My girl is set to start first grade here in a few weeks. I've told her about wearing a uniform, getting to bed early, getting up early, and homework. I've talked about homework a lot. I mean, I've whipped that horse (It's dead.) and school hasn't even begun. I realized today, at the flight museum, that I don't talk of homework all the time to prepare her. I am doing it because I am scared sick. Folks, I fear that my daughter's homework, for first grade, will be an absolute kick in the britches for this college grad.

There are often times that I feel absolutely flummoxed by a kid, and not just mine. I'm talking any old, run-of-the-mill youngster. A friend's son once asked for help with his homework. "Sure," I said, with a spring in my step. It turned out to be long division and this old gal couldn't remember all the steps. Do you carry a one or add a zero or what? Think of some questions you could face. Or, better yet, let me give you a few.
Why is the sky blue?
Is a turtle a reptile or an amphibian?
Who was the 14th president?
How much does Earth weigh?
How many pairs of wings does a housefly have?
How many countries are in Asia? (This was a recent one thrown at me during the Olympics opening ceremonies.)

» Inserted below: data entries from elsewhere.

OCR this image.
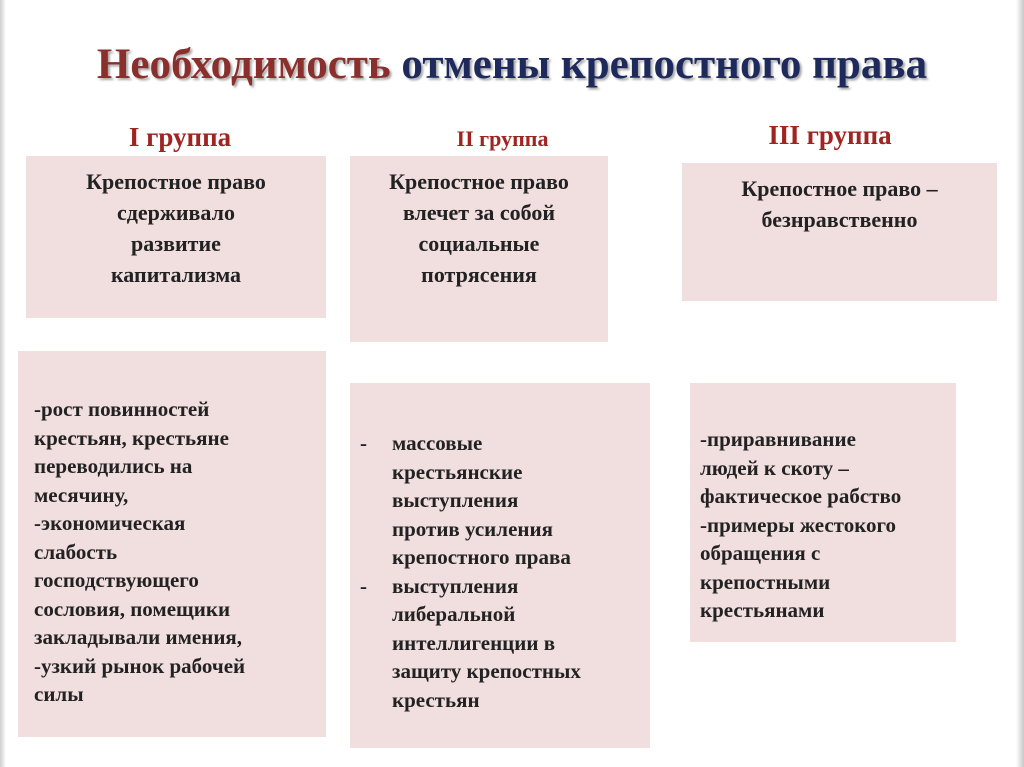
Необходимость отмены крепостного права
I группа
Крепостное право
сдерживало
развитие
капитализма
-рост повинностей
крестьян, крестьяне
переводились на
месячину,
-экономическая
слабость
господствующего
сословия, помещики
закладывали имения,
-узкий рынок рабочей
силы
II группа
Крепостное право
влечет за собой
социальные
потрясения
- массовые
крестьянские
выступления
против усиления
крепостного права
- выступления
либеральной
интеллигенции в
защиту крепостных
крестьян
III группа
Крепостное право –
безнравственно
-приравнивание
людей к скоту –
фактическое рабство
-примеры жестокого
обращения с
крепостными
крестьянами
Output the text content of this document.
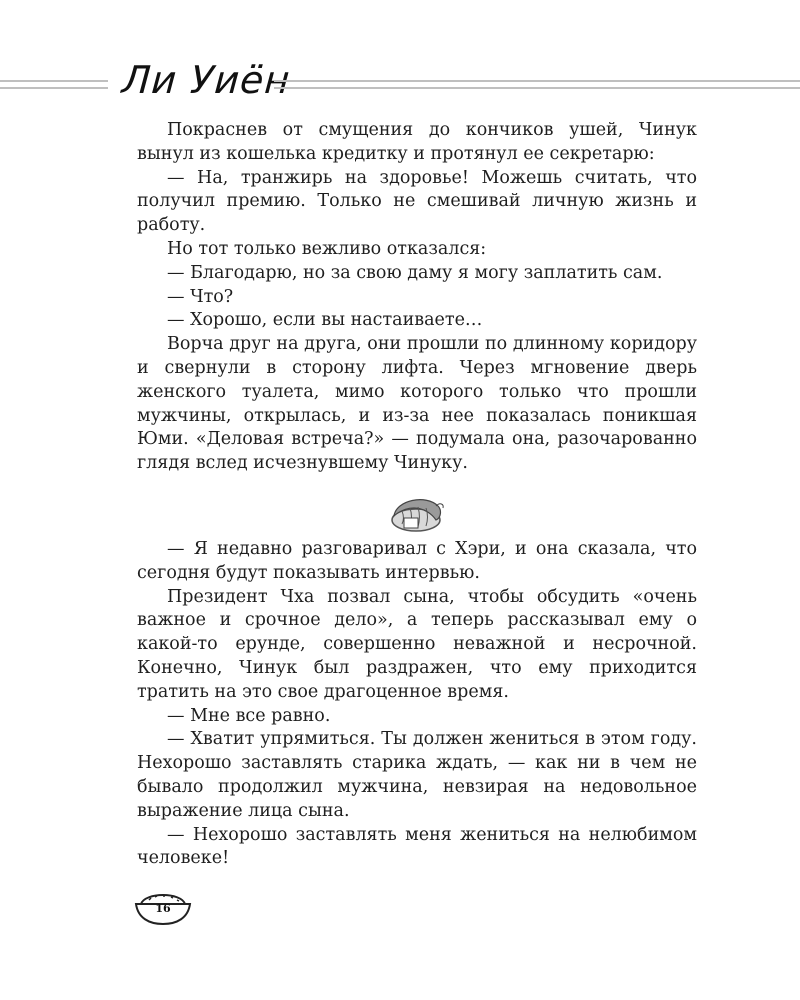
Ли Уиён

Покраснев от смущения до кончиков ушей, Чинук вынул из кошелька кредитку и протянул ее секретарю:

— На, транжирь на здоровье! Можешь считать, что получил премию. Только не смешивай личную жизнь и работу.

Но тот только вежливо отказался:

— Благодарю, но за свою даму я могу заплатить сам.

— Что?

— Хорошо, если вы настаиваете…

Ворча друг на друга, они прошли по длинному коридору и свернули в сторону лифта. Через мгновение дверь женского туалета, мимо которого только что прошли мужчины, открылась, и из-за нее показалась поникшая Юми. «Деловая встреча?» — подумала она, разочарованно глядя вслед исчезнувшему Чинуку.

— Я недавно разговаривал с Хэри, и она сказала, что сегодня будут показывать интервью.

Президент Чха позвал сына, чтобы обсудить «очень важное и срочное дело», а теперь рассказывал ему о какой-то ерунде, совершенно неважной и несрочной. Конечно, Чинук был раздражен, что ему приходится тратить на это свое драгоценное время.

— Мне все равно.

— Хватит упрямиться. Ты должен жениться в этом году. Нехорошо заставлять старика ждать, — как ни в чем не бывало продолжил мужчина, невзирая на недовольное выражение лица сына.

— Нехорошо заставлять меня жениться на нелюбимом человеке!

16
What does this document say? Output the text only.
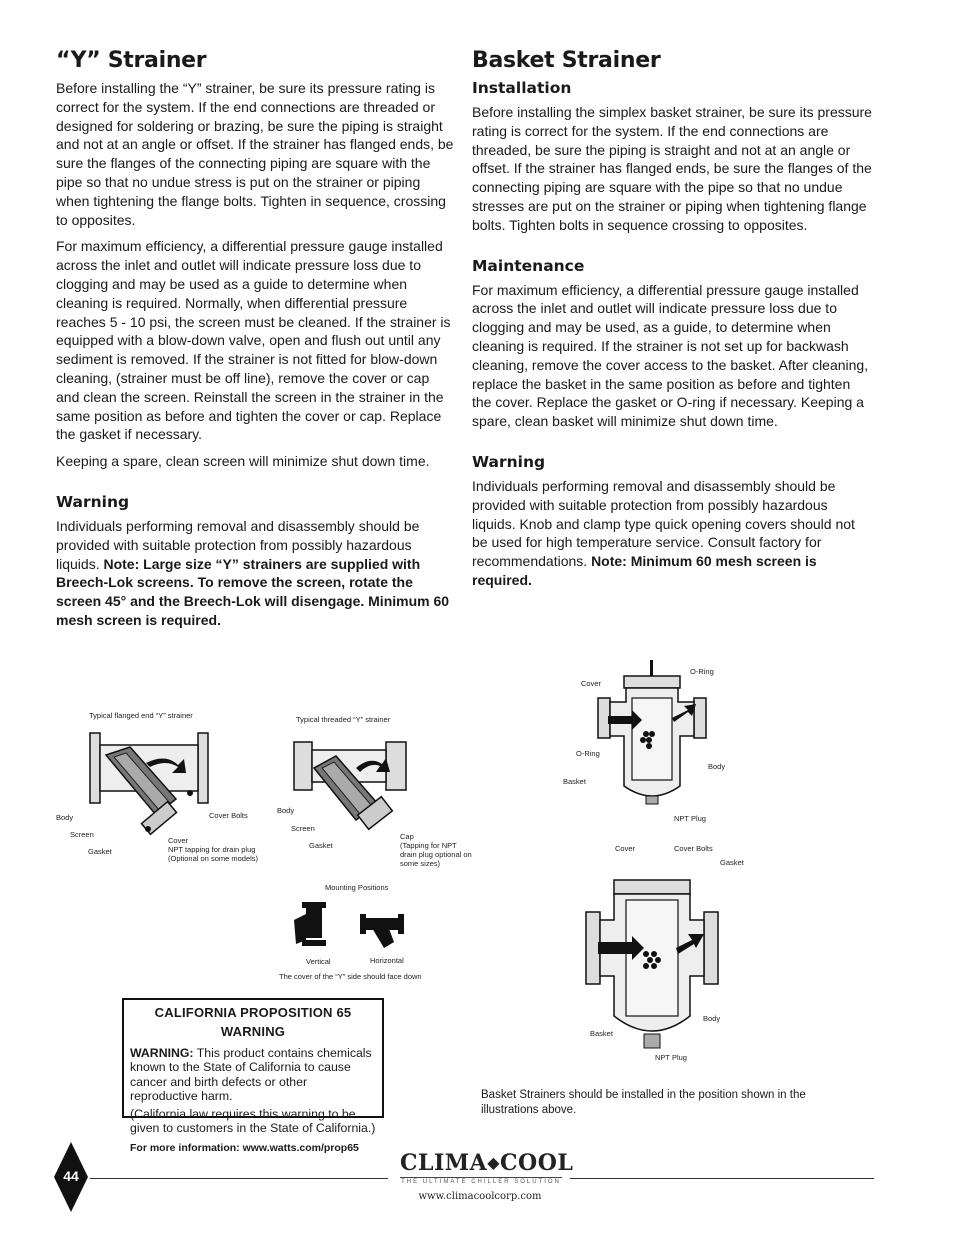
“Y” Strainer

Before installing the “Y” strainer, be sure its pressure rating is correct for the system. If the end connections are threaded or designed for soldering or brazing, be sure the piping is straight and not at an angle or offset. If the strainer has flanged ends, be sure the flanges of the connecting piping are square with the pipe so that no undue stress is put on the strainer or piping when tightening the flange bolts. Tighten in sequence, crossing to opposites.

For maximum efficiency, a differential pressure gauge installed across the inlet and outlet will indicate pressure loss due to clogging and may be used as a guide to determine when cleaning is required. Normally, when differential pressure reaches 5 - 10 psi, the screen must be cleaned. If the strainer is equipped with a blow-down valve, open and flush out until any sediment is removed. If the strainer is not fitted for blow-down cleaning, (strainer must be off line), remove the cover or cap and clean the screen. Reinstall the screen in the strainer in the same position as before and tighten the cover or cap. Replace the gasket if necessary.

Keeping a spare, clean screen will minimize shut down time.

Warning

Individuals performing removal and disassembly should be provided with suitable protection from possibly hazardous liquids. Note: Large size “Y” strainers are supplied with Breech-Lok screens. To remove the screen, rotate the screen 45° and the Breech-Lok will disengage. Minimum 60 mesh screen is required.

Basket Strainer
Installation

Before installing the simplex basket strainer, be sure its pressure rating is correct for the system. If the end connections are threaded, be sure the piping is straight and not at an angle or offset. If the strainer has flanged ends, be sure the flanges of the connecting piping are square with the pipe so that no undue stresses are put on the strainer or piping when tightening flange bolts. Tighten bolts in sequence crossing to opposites.

Maintenance

For maximum efficiency, a differential pressure gauge installed across the inlet and outlet will indicate pressure loss due to clogging and may be used, as a guide, to determine when cleaning is required. If the strainer is not set up for backwash cleaning, remove the cover access to the basket. After cleaning, replace the basket in the same position as before and tighten the cover. Replace the gasket or O-ring if necessary. Keeping a spare, clean basket will minimize shut down time.

Warning

Individuals performing removal and disassembly should be provided with suitable protection from possibly hazardous liquids. Knob and clamp type quick opening covers should not be used for high temperature service. Consult factory for recommendations. Note: Minimum 60 mesh screen is required.

Typical flanged end “Y” strainer
Body
Screen
Gasket
Cover Bolts
Cover
NPT tapping for drain plug
(Optional on some models)
Typical threaded “Y” strainer
Body
Screen
Gasket
Cap
(Tapping for NPT
drain plug optional on
some sizes)
Mounting Positions
Vertical	Horizontal
The cover of the “Y” side should face down
Cover
O-Ring
O-Ring
Body
Basket
NPT Plug
Cover	Cover Bolts
Gasket
Body
Basket
NPT Plug

CALIFORNIA PROPOSITION 65 WARNING

WARNING: This product contains chemicals known to the State of California to cause cancer and birth defects or other reproductive harm.

(California law requires this warning to be given to customers in the State of California.)

For more information: www.watts.com/prop65

Basket Strainers should be installed in the position shown in the illustrations above.
44	CLIMA◆COOL
THE ULTIMATE CHILLER SOLUTION
www.climacoolcorp.com
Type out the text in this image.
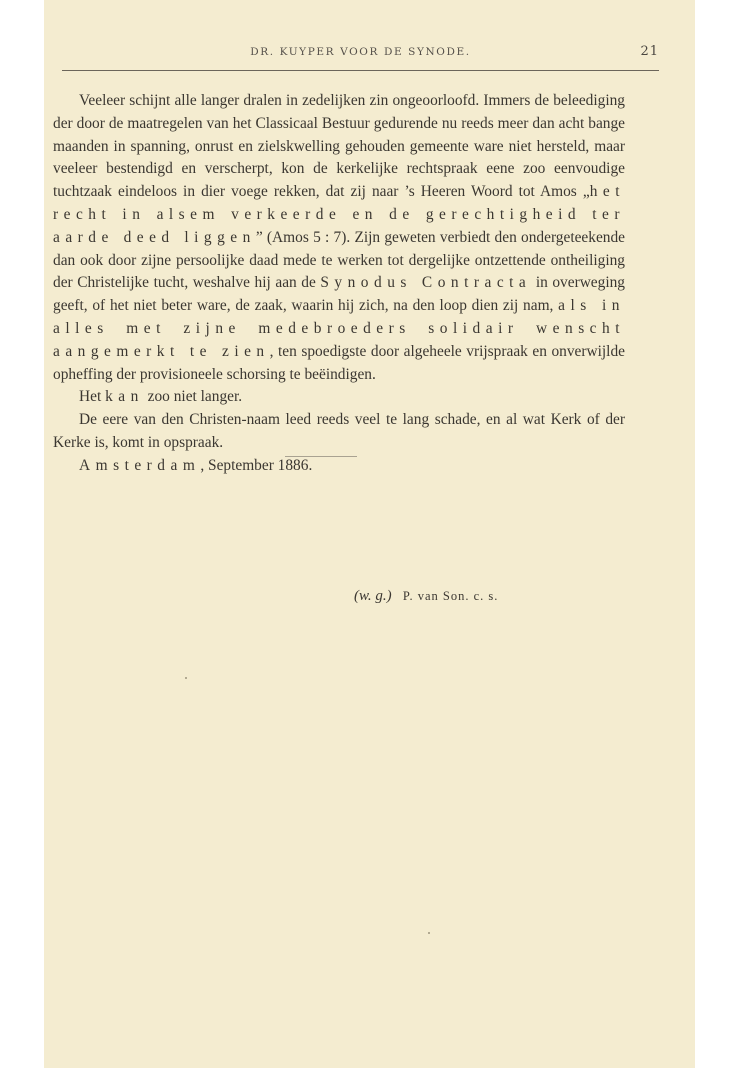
DR. KUYPER VOOR DE SYNODE.	21

Veeleer schijnt alle langer dralen in zedelijken zin ongeoorloofd. Immers de beleediging der door de maatregelen van het Classicaal Bestuur gedurende nu reeds meer dan acht bange maanden in spanning, onrust en zielskwelling gehouden gemeente ware niet hersteld, maar veeleer bestendigd en verscherpt, kon de kerkelijke rechtspraak eene zoo eenvoudige tuchtzaak eindeloos in dier voege rekken, dat zij naar ’s Heeren Woord tot Amos „het recht in alsem verkeerde en de gerechtigheid ter aarde deed liggen” (Amos 5 : 7). Zijn geweten verbiedt den ondergeteekende dan ook door zijne persoolijke daad mede te werken tot dergelijke ontzettende ontheiliging der Christelijke tucht, weshalve hij aan de Synodus Contracta in overweging geeft, of het niet beter ware, de zaak, waarin hij zich, na den loop dien zij nam, als in alles met zijne medebroeders solidair wenscht aangemerkt te zien, ten spoedigste door algeheele vrijspraak en onverwijlde opheffing der provisioneele schorsing te beëindigen.

Het kan zoo niet langer.

De eere van den Christen-naam leed reeds veel te lang schade, en al wat Kerk of der Kerke is, komt in opspraak.

Amsterdam, September 1886.

(w. g.) P. van Son. c. s.
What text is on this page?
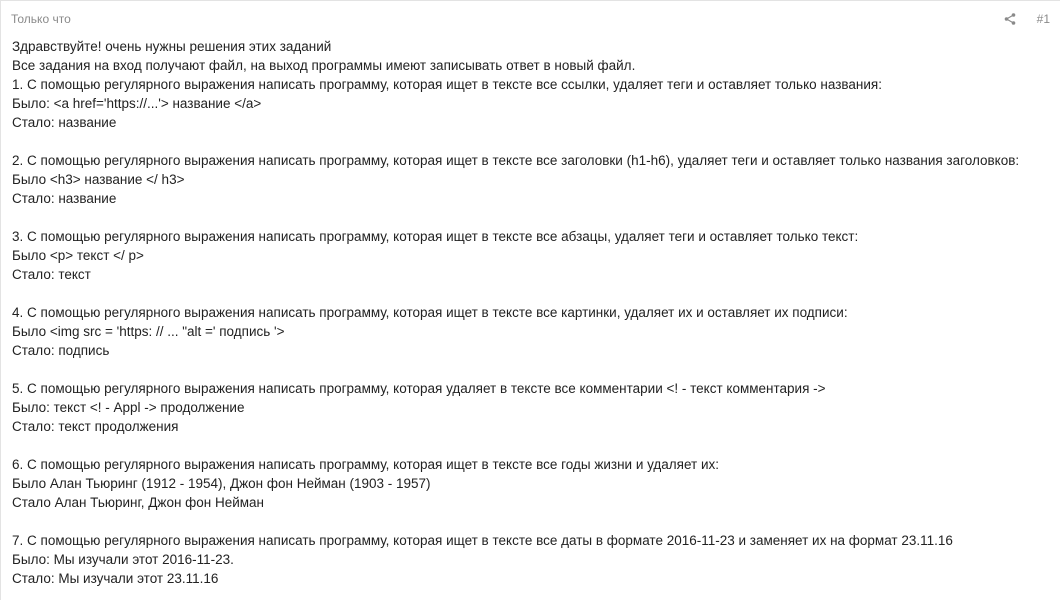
Только что	#1
Здравствуйте! очень нужны решения этих заданий
Все задания на вход получают файл, на выход программы имеют записывать ответ в новый файл.
1. С помощью регулярного выражения написать программу, которая ищет в тексте все ссылки, удаляет теги и оставляет только названия:
Было: <a href='https://...'> название </a>
Стало: название
2. С помощью регулярного выражения написать программу, которая ищет в тексте все заголовки (h1-h6), удаляет теги и оставляет только названия заголовков:
Было <h3> название </ h3>
Стало: название
3. С помощью регулярного выражения написать программу, которая ищет в тексте все абзацы, удаляет теги и оставляет только текст:
Было <p> текст </ p>
Стало: текст
4. С помощью регулярного выражения написать программу, которая ищет в тексте все картинки, удаляет их и оставляет их подписи:
Было <img src = 'https: // ... "alt =' подпись '>
Стало: подпись
5. С помощью регулярного выражения написать программу, которая удаляет в тексте все комментарии <! - текст комментария ->
Было: текст <! - Appl -> продолжение
Стало: текст продолжения
6. С помощью регулярного выражения написать программу, которая ищет в тексте все годы жизни и удаляет их:
Было Алан Тьюринг (1912 - 1954), Джон фон Нейман (1903 - 1957)
Стало Алан Тьюринг, Джон фон Нейман
7. С помощью регулярного выражения написать программу, которая ищет в тексте все даты в формате 2016-11-23 и заменяет их на формат 23.11.16
Было: Мы изучали этот 2016-11-23.
Стало: Мы изучали этот 23.11.16
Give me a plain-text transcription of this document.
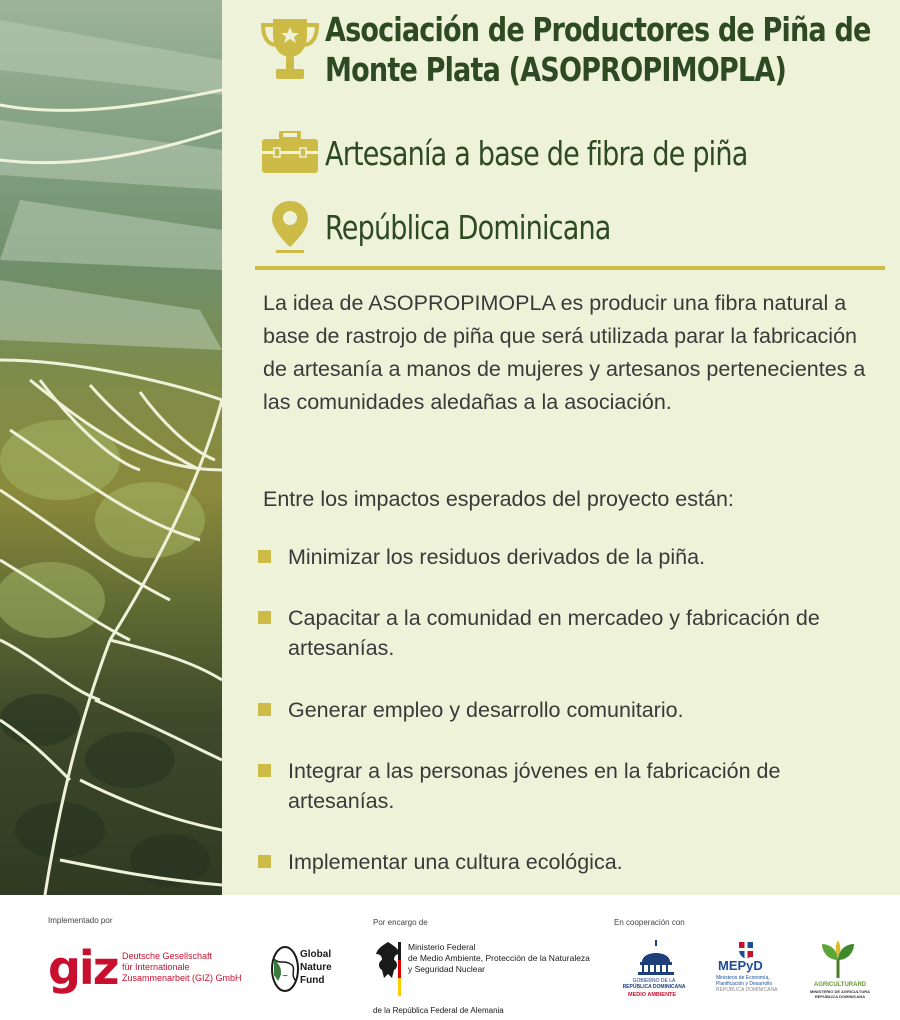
Asociación de Productores de Piña de Monte Plata (ASOPROPIMOPLA)
Artesanía a base de fibra de piña
República Dominicana

La idea de ASOPROPIMOPLA es producir una fibra natural a base de rastrojo de piña que será utilizada parar la fabricación de artesanía a manos de mujeres y artesanos pertenecientes a las comunidades aledañas a la asociación.

Entre los impactos esperados del proyecto están:

Minimizar los residuos derivados de la piña.
Capacitar a la comunidad en mercadeo y fabricación de artesanías.
Generar empleo y desarrollo comunitario.
Integrar a las personas jóvenes en la fabricación de artesanías.
Implementar una cultura ecológica.
Implementado por	Por encargo de	En cooperación con
giz Deutsche Gesellschaft
für Internationale
Zusammenarbeit (GIZ) GmbH
Global
Nature
Fund
Ministerio Federal
de Medio Ambiente, Protección de la Naturaleza
y Seguridad Nuclear
de la República Federal de Alemania
GOBIERNO DE LA
REPÚBLICA DOMINICANA
MEDIO AMBIENTE
MEPyD
Ministerio de Economía,
Planificación y Desarrollo
REPÚBLICA DOMINICANA
AGRICULTURARD
MINISTERIO DE AGRICULTURA
REPÚBLICA DOMINICANA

If you could easily answer each of these questions without even a thought, well then stop reading this because you are way too intelligent for this pup. But, if you stumbled or couldn't come up with an answer, then here's what I've come up with. I am no longer going to fear homework. Instead, I am working on my master plan: The Diversion (not to be confused with division).

When my kid, or any other off the street for that matter, throws a hardball question at me, I am going to change the subject. Fast. I'll make them forget they even asked. Here's the scene:
Kid: "Jen, why can I see the moon even though it's the middle of the day?"
Jen (uh, me): "Oh, my goodness, is that a dog with pink hair? Wait, I see Justin Beiber at that gas station. Oh, want a lollipop?"

The rules:
1. Always have candy on hand.
2. Always have a go-to distraction (it doesn't at all matter if is in no way real).
3. And, if all else fails, run. You heard me, run from the children. Seriously, run as if a rabid dog was at your heels. And when they ask why you ran, because they will most certainly ask, hand them a candy bar. It works every time.
1 comment:
This phenomenon amazed me, as well. I tutored 4th grade math and had my tail handed to me. For shame! Now it makes SO much more sense why my own mother (and my teachers, come to think of it) always responded to questions with, "Look it up! You'll remember it longer that way." Sneaky, sneaky.